Are U.S. partsmakers making inroads into Japan's aftermarket? Certainly not as much as they'd like. Estimates of the size of Japan's aftermarket vary from $10 billion to $48 billion, depending on what's counted and where the yen-dollar exchange rate is pegged, so it's tough to tell exactly how much market penetration foreign companies have. Adding to the complexity is a Byzantine distribution system that puts so many middlemen between manufacturers and customers that prices often end up four times higher than they start. The U.S.-Japan Automotive Framework Agreement of August 1995 was designed to change certification rules and get more U.S. parts into Japan. That has helped some, but not as much as U.S. companies expected. "The Framework talks have turned the aftermarket upside down in the last two years, but the main beneficiaries have been Japanese," laments one U.S. government official. He says Toyota Motor Corp.'s promises to use 20% imported parts at its TACTI retail chain "have not been kept." The Japanese argue that U.S. companies still aren't sufficiently committed to marketing in Japan. "We attend the annual (parts) shows in Las Vegas and come away wondering whether U.S. makers are really willing to export to Japan," says Shige Debarry, marketing manager for the Autobacs Seven retail chain in Japan.

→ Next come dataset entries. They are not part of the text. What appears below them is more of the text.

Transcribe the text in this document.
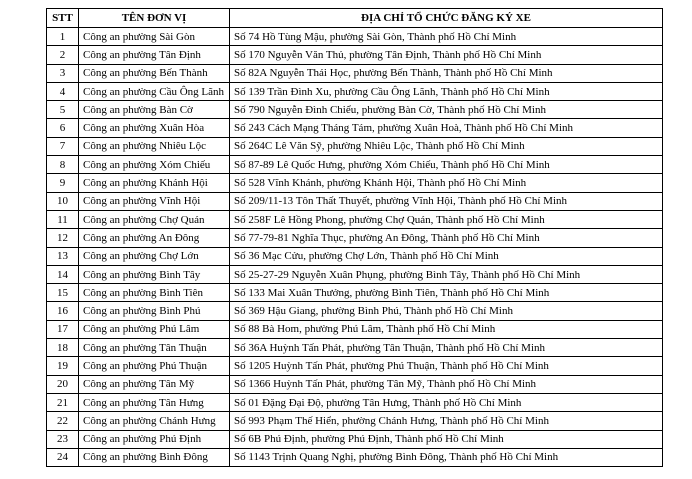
STT	TÊN ĐƠN VỊ	ĐỊA CHỈ TỔ CHỨC ĐĂNG KÝ XE
1	Công an phường Sài Gòn	Số 74 Hồ Tùng Mậu, phường Sài Gòn, Thành phố Hồ Chí Minh
2	Công an phường Tân Định	Số 170 Nguyễn Văn Thủ, phường Tân Định, Thành phố Hồ Chí Minh
3	Công an phường Bến Thành	Số 82A Nguyễn Thái Học, phường Bến Thành, Thành phố Hồ Chí Minh
4	Công an phường Cầu Ông Lãnh	Số 139 Trần Đình Xu, phường Cầu Ông Lãnh, Thành phố Hồ Chí Minh
5	Công an phường Bàn Cờ	Số 790 Nguyễn Đình Chiểu, phường Bàn Cờ, Thành phố Hồ Chí Minh
6	Công an phường Xuân Hòa	Số 243 Cách Mạng Tháng Tám, phường Xuân Hoà, Thành phố Hồ Chí Minh
7	Công an phường Nhiêu Lộc	Số 264C Lê Văn Sỹ, phường Nhiêu Lộc, Thành phố Hồ Chí Minh
8	Công an phường Xóm Chiếu	Số 87-89 Lê Quốc Hưng, phường Xóm Chiếu, Thành phố Hồ Chí Minh
9	Công an phường Khánh Hội	Số 528 Vĩnh Khánh, phường Khánh Hội, Thành phố Hồ Chí Minh
10	Công an phường Vĩnh Hội	Số 209/11-13 Tôn Thất Thuyết, phường Vĩnh Hội, Thành phố Hồ Chí Minh
11	Công an phường Chợ Quán	Số 258F Lê Hồng Phong, phường Chợ Quán, Thành phố Hồ Chí Minh
12	Công an phường An Đông	Số 77-79-81 Nghĩa Thục, phường An Đông, Thành phố Hồ Chí Minh
13	Công an phường Chợ Lớn	Số 36 Mạc Cửu, phường Chợ Lớn, Thành phố Hồ Chí Minh
14	Công an phường Bình Tây	Số 25-27-29 Nguyễn Xuân Phụng, phường Bình Tây, Thành phố Hồ Chí Minh
15	Công an phường Bình Tiên	Số 133 Mai Xuân Thưởng, phường Bình Tiên, Thành phố Hồ Chí Minh
16	Công an phường Bình Phú	Số 369 Hậu Giang, phường Bình Phú, Thành phố Hồ Chí Minh
17	Công an phường Phú Lâm	Số 88 Bà Hom, phường Phú Lâm, Thành phố Hồ Chí Minh
18	Công an phường Tân Thuận	Số 36A Huỳnh Tấn Phát, phường Tân Thuận, Thành phố Hồ Chí Minh
19	Công an phường Phú Thuận	Số 1205 Huỳnh Tấn Phát, phường Phú Thuận, Thành phố Hồ Chí Minh
20	Công an phường Tân Mỹ	Số 1366 Huỳnh Tấn Phát, phường Tân Mỹ, Thành phố Hồ Chí Minh
21	Công an phường Tân Hưng	Số 01 Đặng Đại Độ, phường Tân Hưng, Thành phố Hồ Chí Minh
22	Công an phường Chánh Hưng	Số 993 Phạm Thế Hiển, phường Chánh Hưng, Thành phố Hồ Chí Minh
23	Công an phường Phú Định	Số 6B Phú Định, phường Phú Định, Thành phố Hồ Chí Minh
24	Công an phường Bình Đông	Số 1143 Trịnh Quang Nghị, phường Bình Đông, Thành phố Hồ Chí Minh
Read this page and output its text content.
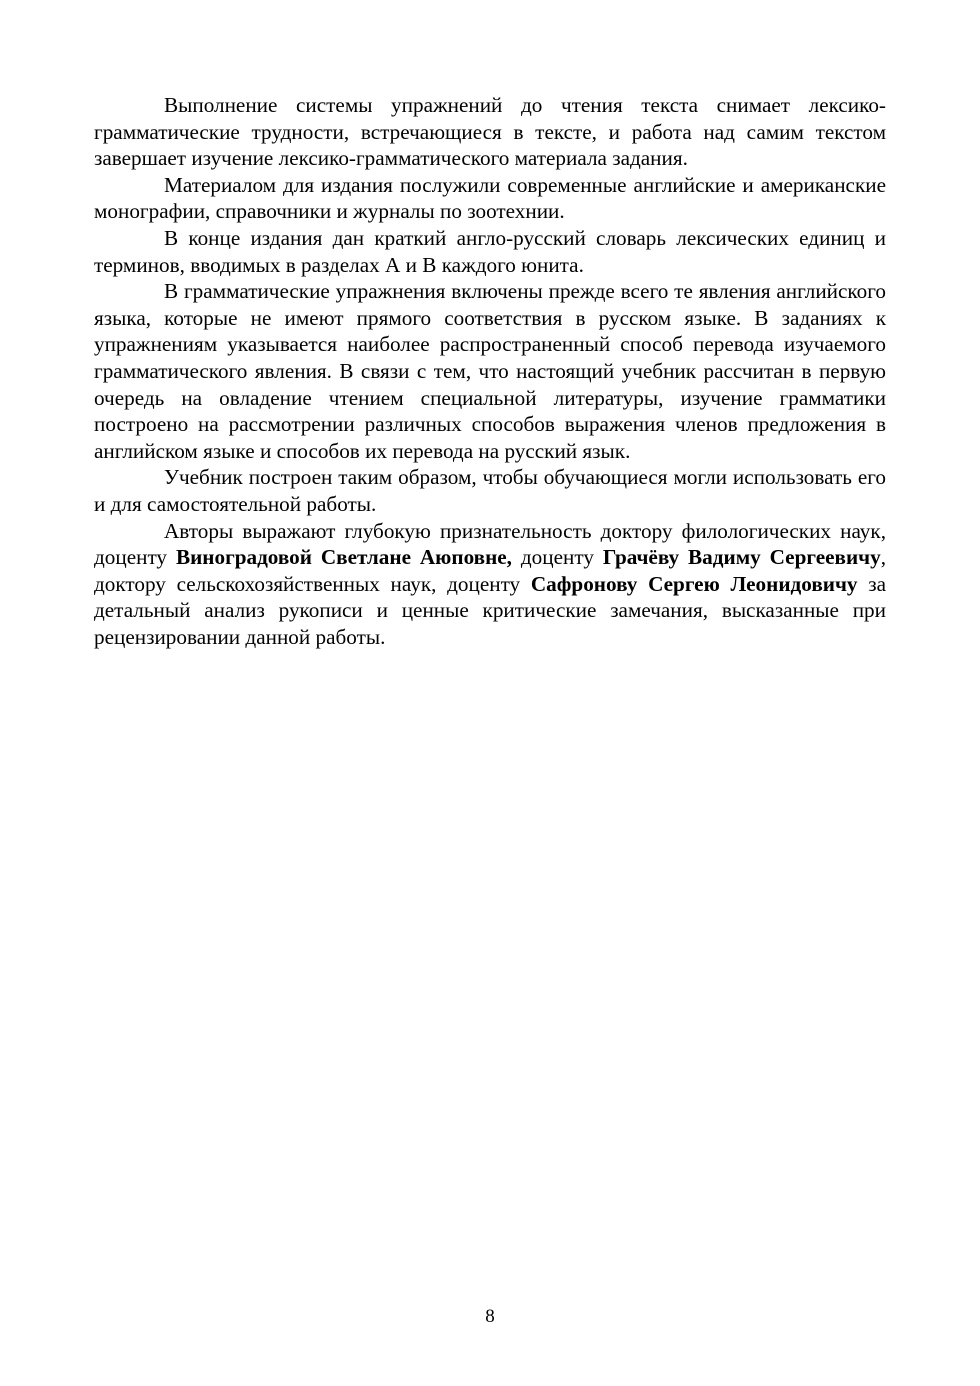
Выполнение системы упражнений до чтения текста снимает лексико-грамматические трудности, встречающиеся в тексте, и работа над самим текстом завершает изучение лексико-грамматического материала задания.

Материалом для издания послужили современные английские и американские монографии, справочники и журналы по зоотехнии.

В конце издания дан краткий англо-русский словарь лексических единиц и терминов, вводимых в разделах А и В каждого юнита.

В грамматические упражнения включены прежде всего те явления английского языка, которые не имеют прямого соответствия в русском языке. В заданиях к упражнениям указывается наиболее распространенный способ перевода изучаемого грамматического явления. В связи с тем, что настоящий учебник рассчитан в первую очередь на овладение чтением специальной литературы, изучение грамматики построено на рассмотрении различных способов выражения членов предложения в английском языке и способов их перевода на русский язык.

Учебник построен таким образом, чтобы обучающиеся могли использовать его и для самостоятельной работы.

Авторы выражают глубокую признательность доктору филологических наук, доценту Виноградовой Светлане Аюповне, доценту Грачёву Вадиму Сергеевичу, доктору сельскохозяйственных наук, доценту Сафронову Сергею Леонидовичу за детальный анализ рукописи и ценные критические замечания, высказанные при рецензировании данной работы.

8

Samsung shoots for silky smooth ride

Not content with the nearly 125,000 miles (200,000 km) of endurance runs on test tracks and in lab simulations, South Korea's Samsung Motors Inc. puts its new SM525V through a brutal 22,000-mile (35,000 km) marathon retracing the route of the ancient Silk Road from North Korea to Portugal. The test drive was as much publicity stunt as engineering shakedown; a Korean Broadcasting Co. camera followed the car to produce a one-hour television documentary. The SM525V - based on the Nissan Maxima - handled the widely ranging terrain along the trek with only minor, routine servicing, Samsung reports. While many industry watchers in Korea call the journey "sheer genius," American observers say it represents sheer guts. The greatest fear of American companies that try adventurous, highly documented field trials is that they will have a breakdown along the way and wind up "shooting themselves in the foot," says one industry watcher.

Ministry scolds automakers for record recall in Japan

Japan's Transport Ministry tells automakers to get a better grip on quality control after a record 2.59 million vehicles were recalled there in 1997 due to mechanical problems. That's up 480,000 cars from 1996 levels, when automakers ordered back 2.11 million vehicles. The Transport Ministry attributes the decline to sloppy quality control of engines, brakes and fuel systems, made worse by manufacturers' cost-cutting efforts amidst Asia's ongoing economic crisis.

Italian rumor mill full speed ahead

Despite repeated denials, Fiat SpA officials fail to stop publication of an article suggesting Fiat would be gobbled up by the Daimler-Benz AG/Chrysler Corp. alliance. Leading Italian newspaper La Repubblica, in a cover story published in its weekly financial supplement, has soon-to-be Fiat chairman, Paolo Fresco, overseeing major changes, including a possible merger. The article points out that Fiat would complement DaimlerChrysler both in product and market coverage. Fiat's strengths are in southern Europe, Latin America, Eastern Europe and Turkey, places where Daimler and Chrysler are weakest. As for product, Fiat is strong in small and medium-sized cars, whereas Mercedes is positioned at the high end and Chrysler's forte is in minivans, sport/utility vehicles and light trucks.

Slump may slam door on Hyundai in Poland

The impact of South Korea's financial crisis is being felt all the way to Poland, where Hyundai Motor Co. Ltd. cancels plans to build a plant with Sobieslaw Zasada Centrum SA. Hyundai and Zasada were to set up a $67.8-million facility to assemble 30,000 to 50,000 subcompact Atos cars annually using the plant as a launching pad for Eastern Europe. The Polish government had granted the companies permission to import the vehicle kits for the Atos and midsize Accent, already being assembled in Poland, duty free under the condition they build a plant. But financial pressures are forcing Hyundai to back out.